Come May 5, after a final stop in Durango, Connors will find solitude again. He will once again head into the Gila Wilderness to be a lookout. It’ll be his 10th summer doing so. Though Connors said he sensed early on he would likely write something about his job as a lookout, he “really wanted to understand the landscape, and fire management, before spouting off on those things.
“Plus, you know all the other lookouts in the Gila had far, far more experience than I did. It would have been presumptuous to have written a book after my second or third season.”
Piecing it together
But each summer, Connors took lots of notes. He kept a diary, he said, where he wrote down everything that happens in a season.
“In a way, I was practicing to write the book every year, without thinking about it.”
Each year, at summer’s end, Connors contemplates not returning.
“Each time I’ve left thinking it might be my last and when the next spring time comes around, I find a way to get back there,” he said.
The job, it seems, is one that gets inside of you.
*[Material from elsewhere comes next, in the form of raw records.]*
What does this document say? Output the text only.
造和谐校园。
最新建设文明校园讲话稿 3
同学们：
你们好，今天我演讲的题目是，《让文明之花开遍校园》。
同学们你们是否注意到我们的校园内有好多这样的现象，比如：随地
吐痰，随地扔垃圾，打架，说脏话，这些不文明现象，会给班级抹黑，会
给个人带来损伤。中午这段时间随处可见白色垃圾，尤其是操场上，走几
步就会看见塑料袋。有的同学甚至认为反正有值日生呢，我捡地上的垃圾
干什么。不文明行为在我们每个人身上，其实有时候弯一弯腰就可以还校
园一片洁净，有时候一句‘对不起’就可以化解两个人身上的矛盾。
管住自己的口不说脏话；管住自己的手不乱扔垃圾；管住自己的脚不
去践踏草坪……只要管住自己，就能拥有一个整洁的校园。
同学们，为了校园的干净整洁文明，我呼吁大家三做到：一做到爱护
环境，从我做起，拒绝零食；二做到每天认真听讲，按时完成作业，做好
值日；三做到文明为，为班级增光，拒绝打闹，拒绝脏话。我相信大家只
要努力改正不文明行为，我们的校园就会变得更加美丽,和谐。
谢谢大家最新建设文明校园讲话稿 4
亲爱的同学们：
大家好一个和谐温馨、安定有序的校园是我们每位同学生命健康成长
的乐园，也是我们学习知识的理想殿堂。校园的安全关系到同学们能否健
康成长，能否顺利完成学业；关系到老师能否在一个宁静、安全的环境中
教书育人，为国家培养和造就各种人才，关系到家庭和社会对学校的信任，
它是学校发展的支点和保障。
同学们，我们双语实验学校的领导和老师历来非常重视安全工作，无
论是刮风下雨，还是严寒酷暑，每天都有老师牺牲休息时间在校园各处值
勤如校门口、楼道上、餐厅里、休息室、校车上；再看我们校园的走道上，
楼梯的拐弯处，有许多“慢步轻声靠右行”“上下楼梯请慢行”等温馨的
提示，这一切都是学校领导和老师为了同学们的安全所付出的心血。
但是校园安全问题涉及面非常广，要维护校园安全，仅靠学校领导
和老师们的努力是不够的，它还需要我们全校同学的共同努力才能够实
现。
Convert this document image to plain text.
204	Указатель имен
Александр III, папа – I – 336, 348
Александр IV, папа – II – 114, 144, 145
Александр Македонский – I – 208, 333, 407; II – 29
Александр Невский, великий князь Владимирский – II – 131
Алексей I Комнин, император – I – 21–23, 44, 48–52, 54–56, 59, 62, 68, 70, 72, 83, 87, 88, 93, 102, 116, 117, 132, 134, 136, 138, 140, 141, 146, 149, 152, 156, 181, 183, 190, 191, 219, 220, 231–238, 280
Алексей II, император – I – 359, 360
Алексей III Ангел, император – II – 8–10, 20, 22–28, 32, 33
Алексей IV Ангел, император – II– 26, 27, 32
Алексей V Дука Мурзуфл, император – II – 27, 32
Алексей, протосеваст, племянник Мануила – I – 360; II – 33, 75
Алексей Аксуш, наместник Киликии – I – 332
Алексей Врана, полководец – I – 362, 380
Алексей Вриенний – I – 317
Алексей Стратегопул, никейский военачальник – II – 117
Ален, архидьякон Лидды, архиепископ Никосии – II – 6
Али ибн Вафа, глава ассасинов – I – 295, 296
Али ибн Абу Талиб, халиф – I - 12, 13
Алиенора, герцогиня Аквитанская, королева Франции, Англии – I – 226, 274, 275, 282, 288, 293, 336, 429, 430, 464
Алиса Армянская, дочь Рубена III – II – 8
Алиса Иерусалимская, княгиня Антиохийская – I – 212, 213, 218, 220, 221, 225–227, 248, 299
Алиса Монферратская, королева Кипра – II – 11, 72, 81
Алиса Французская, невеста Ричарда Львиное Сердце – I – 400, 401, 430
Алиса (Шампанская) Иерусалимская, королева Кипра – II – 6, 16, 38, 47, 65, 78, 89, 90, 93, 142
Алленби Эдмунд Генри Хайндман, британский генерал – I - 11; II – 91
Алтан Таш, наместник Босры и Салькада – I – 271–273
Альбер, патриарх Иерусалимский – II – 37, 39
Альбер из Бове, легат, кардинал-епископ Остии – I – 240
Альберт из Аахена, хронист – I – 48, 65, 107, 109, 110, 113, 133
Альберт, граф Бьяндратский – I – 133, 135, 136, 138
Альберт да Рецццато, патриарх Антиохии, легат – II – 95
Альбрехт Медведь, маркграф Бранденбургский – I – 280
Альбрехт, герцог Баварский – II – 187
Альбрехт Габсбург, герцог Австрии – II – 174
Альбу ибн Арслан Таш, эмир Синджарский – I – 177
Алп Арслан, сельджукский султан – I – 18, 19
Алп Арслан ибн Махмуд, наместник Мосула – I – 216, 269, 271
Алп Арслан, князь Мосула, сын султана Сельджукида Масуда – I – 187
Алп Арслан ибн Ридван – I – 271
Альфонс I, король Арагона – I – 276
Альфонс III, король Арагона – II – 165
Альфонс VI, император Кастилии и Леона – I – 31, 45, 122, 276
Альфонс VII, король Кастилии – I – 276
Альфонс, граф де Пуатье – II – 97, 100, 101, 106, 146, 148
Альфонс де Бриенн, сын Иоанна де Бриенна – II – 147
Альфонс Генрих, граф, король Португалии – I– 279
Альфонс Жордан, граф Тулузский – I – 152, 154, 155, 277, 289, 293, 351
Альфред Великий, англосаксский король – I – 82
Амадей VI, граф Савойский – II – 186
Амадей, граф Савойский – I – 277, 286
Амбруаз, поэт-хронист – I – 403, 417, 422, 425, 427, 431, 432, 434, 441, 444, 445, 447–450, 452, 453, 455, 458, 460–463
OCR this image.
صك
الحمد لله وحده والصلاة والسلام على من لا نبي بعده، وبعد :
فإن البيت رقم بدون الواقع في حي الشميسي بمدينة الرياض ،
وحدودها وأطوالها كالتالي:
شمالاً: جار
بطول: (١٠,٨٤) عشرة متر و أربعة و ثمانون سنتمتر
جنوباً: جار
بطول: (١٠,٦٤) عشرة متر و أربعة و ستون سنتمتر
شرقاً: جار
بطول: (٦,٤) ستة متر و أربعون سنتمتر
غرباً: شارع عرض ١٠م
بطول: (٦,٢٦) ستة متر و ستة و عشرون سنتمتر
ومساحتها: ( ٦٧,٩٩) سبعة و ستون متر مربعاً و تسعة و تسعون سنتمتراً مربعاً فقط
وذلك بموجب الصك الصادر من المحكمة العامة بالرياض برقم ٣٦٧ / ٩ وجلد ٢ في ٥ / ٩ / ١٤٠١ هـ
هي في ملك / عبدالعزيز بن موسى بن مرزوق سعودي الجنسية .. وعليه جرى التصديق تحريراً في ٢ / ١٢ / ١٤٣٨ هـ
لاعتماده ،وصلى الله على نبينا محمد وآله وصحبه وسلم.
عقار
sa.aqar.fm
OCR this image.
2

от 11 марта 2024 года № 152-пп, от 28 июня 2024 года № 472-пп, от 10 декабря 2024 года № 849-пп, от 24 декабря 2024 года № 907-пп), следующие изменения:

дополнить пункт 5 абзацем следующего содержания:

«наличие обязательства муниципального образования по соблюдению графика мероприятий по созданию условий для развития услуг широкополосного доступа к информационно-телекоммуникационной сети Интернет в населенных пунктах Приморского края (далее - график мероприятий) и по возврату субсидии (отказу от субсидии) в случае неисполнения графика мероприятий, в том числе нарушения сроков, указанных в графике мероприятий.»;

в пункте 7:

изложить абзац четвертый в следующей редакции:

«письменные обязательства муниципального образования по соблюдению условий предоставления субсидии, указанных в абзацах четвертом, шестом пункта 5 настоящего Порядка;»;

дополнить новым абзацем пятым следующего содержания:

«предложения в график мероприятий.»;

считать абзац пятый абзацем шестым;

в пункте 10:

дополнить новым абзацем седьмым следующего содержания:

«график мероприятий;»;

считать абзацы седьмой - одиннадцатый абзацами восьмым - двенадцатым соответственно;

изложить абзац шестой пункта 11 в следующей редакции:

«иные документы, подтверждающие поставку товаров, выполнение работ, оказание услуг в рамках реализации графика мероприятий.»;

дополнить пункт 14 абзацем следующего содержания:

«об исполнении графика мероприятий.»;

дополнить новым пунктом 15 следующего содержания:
Some of Connors fellow lookouts have been doing the same gig, on the same mountain, for upwards of 30 years. He let a couple of those longtimers read drafts of the book before it was even published, “just to see if I got things right,” he said. “Others tell me they plan on reading it this summer, when they’re out on the mountain.”
This season, while Connors is out on his mountain, he’ll be typing away, working on his second book in between the time he spends scouting the surrounding area for smoke. It is also a memoir, he said. It’ s about growing up in the Midwest – Southwest Minnesota, to be exact – on a small farm where his family raised hogs, corn and soybeans.
“In part it’s an exploration of my relationship with my brother who commited suicide at the age of 22,” said Connors, who referenced the tragedy in “Fire Season.” “That event sort of sent me in search of the story of what happened in his life. It took me awhile to piece it together.”